A Perfect Spy

A Perfect Spy  

First edition cover
Author(s) John le Carré
Country United Kingdom
Language English
Genre(s) Spy novel
Publisher Hodder & Stoughton (UK) & Alfred A. Knopf, Inc. (USA)
Publication date 1986
Media type Print (Hardback and Paperback)
Pages 475 pages (Hardback edition) & 688 (Paperback edition)
ISBN ISBN 0-394-55141-9 (Hardback edition) & 0671042750 (Paperback edition)
OCLC Number 13093947
Dewey Decimal 823/.914 19
LC Classification PR6062.E33 P47 1986

A Perfect Spy (1986) by British author John le Carré is a novel about the mental and moral dissolution of a high level secret agent.

Contents

Plot introduction

A Perfect Spy is the life story of Magnus Pym, a British intelligence officer. After attending his father's funeral, Pym mysteriously disappears. As his fellow intelligence officers frantically search for him it becomes clear that, throughout most of his career, Magnus worked as a spy for the Czechoslovak secret service. Although intrigue, wit, and suspense compose the novel, the story of Magnus Pym is partly an unadorned recollection of Magnus' childhood and memories of his father Rick Pym.

Structure

The non-linear narrative cuts back and forth between the present-day manhunt for Pym by his mentor, boss, and longtime friend, Jack Brotherhood, and Pym's first-person reminiscences of his life as, in hiding, he writes a memoir explaining to his family and friends why he betrayed his country. It incorporates flashbacks to Pym's childhood with is father, the enterprising, charismatic rogue and con-man, Rick; to his early years at school and university; to his many amorous adventures, to indoctrination to espionage and state secrets; and to his encounters with long-time friend and Czech spy Axel. The portraits reveal Pym as a man who for so long has manipulated his appearance to those closest to him that, in the end, he was unable to hold together the conflicting personae in his self. Magnus Pym has been a perfect spy, but at the cost of his soul.

Autobiographical aspects

As the author himself has admitted, a large part of the novel is a thinly disguised autobiographical account of Le Carre's own life. Before he became a novelist, David Cornwell (John Le Carre) was an intelligence officer for MI6, the British intelligence service, although there are no allegations that he ever betrayed his country and spied for another country like the character Magnus Pym. Like Magnus, Le Carre lost his mother at an early age, was sent to an abusive prep school, studied languages at the University of Berne in Switzerland, in the 1950s worked for the Intelligence Corps of the British Army in Austria interrogating Czech defectors, and at Oxford University spied on far-left student groups for MI5.
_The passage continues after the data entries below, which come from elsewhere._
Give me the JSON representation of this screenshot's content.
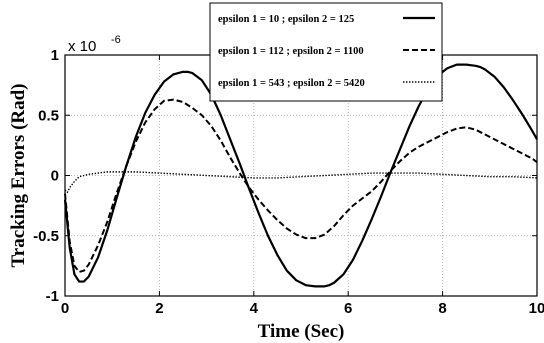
{
  "chart_data": {
    "type": "line",
    "xlabel": "Time (Sec)",
    "ylabel": "Tracking Errors (Rad)",
    "y_multiplier_label": {
      "base": "x 10",
      "exponent": "-6"
    },
    "xlim": [
      0,
      10
    ],
    "ylim": [
      -1,
      1
    ],
    "x_ticks": [
      0,
      2,
      4,
      6,
      8,
      10
    ],
    "x_tick_labels": [
      "0",
      "2",
      "4",
      "6",
      "8",
      "10"
    ],
    "y_ticks": [
      -1,
      -0.5,
      0,
      0.5,
      1
    ],
    "y_tick_labels": [
      "-1",
      "-0.5",
      "0",
      "0.5",
      "1"
    ],
    "grid": true,
    "legend_position": "top-right",
    "series": [
      {
        "name": "epsilon 1 = 10   ;  epsilon 2 = 125",
        "style": "solid",
        "x": [
          0,
          0.1,
          0.2,
          0.3,
          0.4,
          0.5,
          0.7,
          0.9,
          1.1,
          1.3,
          1.5,
          1.7,
          1.9,
          2.1,
          2.3,
          2.5,
          2.6,
          2.7,
          2.9,
          3.1,
          3.3,
          3.5,
          3.7,
          3.9,
          4.1,
          4.3,
          4.5,
          4.7,
          4.9,
          5.1,
          5.3,
          5.5,
          5.6,
          5.7,
          5.9,
          6.1,
          6.3,
          6.5,
          6.7,
          6.9,
          7.1,
          7.3,
          7.5,
          7.7,
          7.9,
          8.1,
          8.3,
          8.5,
          8.7,
          8.8,
          8.9,
          9.1,
          9.3,
          9.5,
          9.7,
          9.9,
          10
        ],
        "y": [
          -0.2,
          -0.6,
          -0.82,
          -0.88,
          -0.88,
          -0.84,
          -0.68,
          -0.45,
          -0.18,
          0.08,
          0.32,
          0.52,
          0.67,
          0.78,
          0.84,
          0.86,
          0.86,
          0.85,
          0.79,
          0.67,
          0.5,
          0.3,
          0.1,
          -0.11,
          -0.31,
          -0.5,
          -0.66,
          -0.79,
          -0.87,
          -0.91,
          -0.92,
          -0.92,
          -0.91,
          -0.89,
          -0.82,
          -0.7,
          -0.54,
          -0.36,
          -0.17,
          0.03,
          0.22,
          0.41,
          0.58,
          0.72,
          0.83,
          0.89,
          0.92,
          0.92,
          0.91,
          0.9,
          0.88,
          0.82,
          0.73,
          0.62,
          0.5,
          0.37,
          0.3
        ]
      },
      {
        "name": "epsilon 1 = 112  ;  epsilon 2 = 1100",
        "style": "dashed",
        "x": [
          0,
          0.1,
          0.2,
          0.3,
          0.4,
          0.5,
          0.7,
          0.9,
          1.1,
          1.3,
          1.5,
          1.7,
          1.9,
          2.1,
          2.3,
          2.5,
          2.7,
          2.9,
          3.1,
          3.3,
          3.5,
          3.7,
          3.9,
          4.1,
          4.3,
          4.5,
          4.7,
          4.9,
          5.1,
          5.3,
          5.5,
          5.7,
          5.9,
          6.1,
          6.3,
          6.5,
          6.7,
          6.9,
          7.1,
          7.3,
          7.5,
          7.7,
          7.9,
          8.1,
          8.3,
          8.5,
          8.7,
          8.9,
          9.1,
          9.3,
          9.5,
          9.7,
          9.9,
          10
        ],
        "y": [
          -0.15,
          -0.55,
          -0.75,
          -0.8,
          -0.79,
          -0.74,
          -0.58,
          -0.38,
          -0.14,
          0.08,
          0.28,
          0.44,
          0.55,
          0.62,
          0.63,
          0.61,
          0.56,
          0.5,
          0.41,
          0.29,
          0.15,
          0.02,
          -0.1,
          -0.2,
          -0.29,
          -0.37,
          -0.44,
          -0.49,
          -0.52,
          -0.52,
          -0.49,
          -0.42,
          -0.33,
          -0.25,
          -0.19,
          -0.13,
          -0.05,
          0.04,
          0.12,
          0.19,
          0.24,
          0.28,
          0.32,
          0.36,
          0.39,
          0.4,
          0.38,
          0.34,
          0.3,
          0.26,
          0.22,
          0.18,
          0.14,
          0.11
        ]
      },
      {
        "name": "epsilon 1 = 543  ;  epsilon 2 = 5420",
        "style": "dotted",
        "x": [
          0,
          0.05,
          0.1,
          0.2,
          0.3,
          0.5,
          0.7,
          0.9,
          1.1,
          1.3,
          1.5,
          2,
          2.5,
          3,
          3.5,
          4,
          4.5,
          5,
          5.5,
          6,
          6.5,
          7,
          7.5,
          8,
          8.5,
          9,
          9.5,
          10
        ],
        "y": [
          -0.12,
          -0.14,
          -0.1,
          -0.05,
          -0.01,
          0.01,
          0.02,
          0.03,
          0.03,
          0.03,
          0.03,
          0.02,
          0.01,
          0.0,
          -0.01,
          -0.02,
          -0.02,
          -0.01,
          0.0,
          0.01,
          0.02,
          0.02,
          0.02,
          0.01,
          0.0,
          -0.01,
          -0.01,
          -0.02
        ]
      }
    ]
  }
}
Rick Pym, the charismatic con man father of Magnus in the novel, is based on Le Carre's father, Ronnie Cornwell. Ronnie was a confidence man and associate of the Kray twins London organized crime figures. He made and lost several fortunes through elaborate confidence schemes, and was jailed for insurance fraud. Le Carre's relationship with his father was troubled, and he has said,

"Writing A Perfect Spy is probably what a very wise shrink would have advised".

Literary significance and criticism

A Perfect Spy marks John le Carré's transition from writing spy novels, more about character than about gun action, to complex character studies of men and women who are spies. Many readers and literary critics consider this novel his best. Philip Roth called it "the best English novel since the war".

Adaptations

A 1987 TV adaptation of the same name was produced by the BBC starring Peter Egan.[1] In an audiobook recording of John le Carré reading aloud an abridged version of this book, he introduces the work as THE Perfect Spy.